The team began tweaking the fabric to try and iron out these issues, but the various chemistries that they employed all had their own pitfalls. “If we wanted more durable, the fabric got stiffer and then it wouldn’t flow,” says Rowley, “but if we wanted it to be softer and similar to how clothes feel, then it got super weak.” Later, “we could never figure out how to balance those two characteristics, no matter which way we tried to push it.”

Unfortunately, this realization came long after the Kickstarter, as it dawned on the team that there were “certain [chemical] things we couldn’t hack.” And that the sort of resources required to make the process work would raise eyebrows at a chemicals behemoth like Bayer, let alone a tiny startup.

Then there was the fact that Rowley didn’t really know what Electroloom was for, or who would wind up using it. The company’s genesis occurred at the peak of the distributed manufacturing craze — the notion that you’d 3D-print objects at home or locally, rather than import them from across the world. The hope and expectation was that the notion of the factory would die away in favor of the in-home replicator.

But the notion that we were a few years away from having a 3D printer to create any conceivable object in our homes was a laughable one. More reasonably, the sort of looms that Electroloom proposed would be better suited to mass-production factories. The move by shoemakers like Adidas and Nike to “reshore” their production to the West, facilitated by robotic factories, is clearly where the world is going.

Unfortunately, Rowley and, by this point, his team were trying to serve a wide variety of masters. The company had conversations with textile factories interested in building an industrial version of the device. The team was essentially offered carte blanche to build a device big enough to fill a warehouse, but had to pull out because some members couldn’t countenance relocating.

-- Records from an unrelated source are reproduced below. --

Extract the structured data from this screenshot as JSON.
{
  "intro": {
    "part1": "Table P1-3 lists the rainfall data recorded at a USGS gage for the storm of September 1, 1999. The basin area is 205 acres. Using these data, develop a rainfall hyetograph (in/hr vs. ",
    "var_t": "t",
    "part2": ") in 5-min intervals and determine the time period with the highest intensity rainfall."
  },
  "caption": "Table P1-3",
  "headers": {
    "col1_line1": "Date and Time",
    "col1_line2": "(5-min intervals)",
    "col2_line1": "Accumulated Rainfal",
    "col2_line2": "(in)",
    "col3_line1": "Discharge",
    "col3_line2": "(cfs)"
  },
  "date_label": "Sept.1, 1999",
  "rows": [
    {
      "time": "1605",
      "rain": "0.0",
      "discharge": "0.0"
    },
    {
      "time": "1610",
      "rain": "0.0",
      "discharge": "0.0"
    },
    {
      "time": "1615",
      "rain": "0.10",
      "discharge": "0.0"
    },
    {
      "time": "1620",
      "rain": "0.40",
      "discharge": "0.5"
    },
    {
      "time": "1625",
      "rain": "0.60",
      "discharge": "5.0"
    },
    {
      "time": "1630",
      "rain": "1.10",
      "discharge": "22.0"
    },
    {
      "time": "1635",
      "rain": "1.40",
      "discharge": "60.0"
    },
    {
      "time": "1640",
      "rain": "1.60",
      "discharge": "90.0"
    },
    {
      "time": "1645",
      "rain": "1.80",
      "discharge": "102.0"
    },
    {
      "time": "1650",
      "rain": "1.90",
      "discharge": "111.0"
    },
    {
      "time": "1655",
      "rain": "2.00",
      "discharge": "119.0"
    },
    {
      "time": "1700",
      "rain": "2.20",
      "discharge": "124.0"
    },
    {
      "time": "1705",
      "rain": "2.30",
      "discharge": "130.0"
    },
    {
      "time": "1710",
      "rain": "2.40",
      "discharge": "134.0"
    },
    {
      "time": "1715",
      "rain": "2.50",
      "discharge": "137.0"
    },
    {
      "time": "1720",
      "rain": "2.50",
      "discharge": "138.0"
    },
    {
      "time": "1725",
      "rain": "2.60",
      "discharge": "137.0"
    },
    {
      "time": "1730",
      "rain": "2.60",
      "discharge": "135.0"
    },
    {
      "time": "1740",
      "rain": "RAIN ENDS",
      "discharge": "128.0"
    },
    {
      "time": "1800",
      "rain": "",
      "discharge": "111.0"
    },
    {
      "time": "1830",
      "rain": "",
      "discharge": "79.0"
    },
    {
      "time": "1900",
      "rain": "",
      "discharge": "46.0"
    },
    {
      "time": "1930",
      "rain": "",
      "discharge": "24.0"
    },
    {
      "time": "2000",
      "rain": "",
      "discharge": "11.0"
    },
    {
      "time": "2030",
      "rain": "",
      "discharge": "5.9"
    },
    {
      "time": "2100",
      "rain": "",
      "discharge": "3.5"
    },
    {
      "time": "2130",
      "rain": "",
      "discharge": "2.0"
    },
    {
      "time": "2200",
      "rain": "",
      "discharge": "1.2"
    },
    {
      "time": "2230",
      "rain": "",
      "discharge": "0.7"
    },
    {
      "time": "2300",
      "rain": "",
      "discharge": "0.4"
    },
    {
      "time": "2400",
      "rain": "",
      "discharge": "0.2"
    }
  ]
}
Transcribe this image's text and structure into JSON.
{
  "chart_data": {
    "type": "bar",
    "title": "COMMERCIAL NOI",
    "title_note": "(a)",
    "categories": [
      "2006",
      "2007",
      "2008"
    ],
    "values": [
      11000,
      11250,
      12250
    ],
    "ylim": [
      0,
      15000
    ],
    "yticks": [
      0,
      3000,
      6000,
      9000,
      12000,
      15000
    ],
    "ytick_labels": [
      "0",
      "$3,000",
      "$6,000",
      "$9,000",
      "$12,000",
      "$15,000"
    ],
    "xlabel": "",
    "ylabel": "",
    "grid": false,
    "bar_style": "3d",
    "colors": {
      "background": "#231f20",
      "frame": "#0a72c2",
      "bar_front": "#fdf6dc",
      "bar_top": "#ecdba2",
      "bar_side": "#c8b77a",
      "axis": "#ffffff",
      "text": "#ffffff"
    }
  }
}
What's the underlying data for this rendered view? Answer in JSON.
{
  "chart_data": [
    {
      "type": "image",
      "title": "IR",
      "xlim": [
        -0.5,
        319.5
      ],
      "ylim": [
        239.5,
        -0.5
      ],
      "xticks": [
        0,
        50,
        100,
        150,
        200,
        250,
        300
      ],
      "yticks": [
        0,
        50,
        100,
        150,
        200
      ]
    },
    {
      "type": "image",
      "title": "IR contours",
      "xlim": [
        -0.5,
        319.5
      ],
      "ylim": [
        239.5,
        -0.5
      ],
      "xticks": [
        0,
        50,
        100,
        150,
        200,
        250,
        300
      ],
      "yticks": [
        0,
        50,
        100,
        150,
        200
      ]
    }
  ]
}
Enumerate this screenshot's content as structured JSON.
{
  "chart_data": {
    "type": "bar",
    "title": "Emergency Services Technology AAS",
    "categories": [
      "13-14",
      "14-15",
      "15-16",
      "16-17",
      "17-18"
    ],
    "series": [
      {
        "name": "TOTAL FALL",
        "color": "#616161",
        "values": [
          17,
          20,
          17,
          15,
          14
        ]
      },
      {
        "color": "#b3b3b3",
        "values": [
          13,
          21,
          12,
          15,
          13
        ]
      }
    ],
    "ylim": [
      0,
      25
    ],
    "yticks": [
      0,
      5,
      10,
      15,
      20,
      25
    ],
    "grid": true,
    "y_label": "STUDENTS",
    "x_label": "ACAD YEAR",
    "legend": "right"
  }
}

Rowley admits that “the industrial route probably would have been better to focus in on in that capacity.” Fundamentally, building a consumer device, initially for hobbyists, “added this huge, huge layer of complexity” that made finishing the job almost impossible.

On August 10th, 2016, just short of a year and three months later, Rowley posted the note “Thanks, and Farewell” to his Medium page. The money had run out, and while investors were supportive, fresh sources of funding were hard to come by. A variety of factors had played into the company’s collapse: slow technical progress, scientific risk and a “poorly defined market opportunity.”

In the postmortem, it’s clear that Electroloom was hyped by its creators and those around them far too early. In the push to take a good, but nebulous, idea to market too soon, the endeavor wound up wasting plenty of time and money.

Electroloom is no more, and the underlying technology is trapped in limbo, gathering dust in basements both real and metaphorical. Rowley and White have both been forced to move on, the former joining Vue, a smart-glasses startup.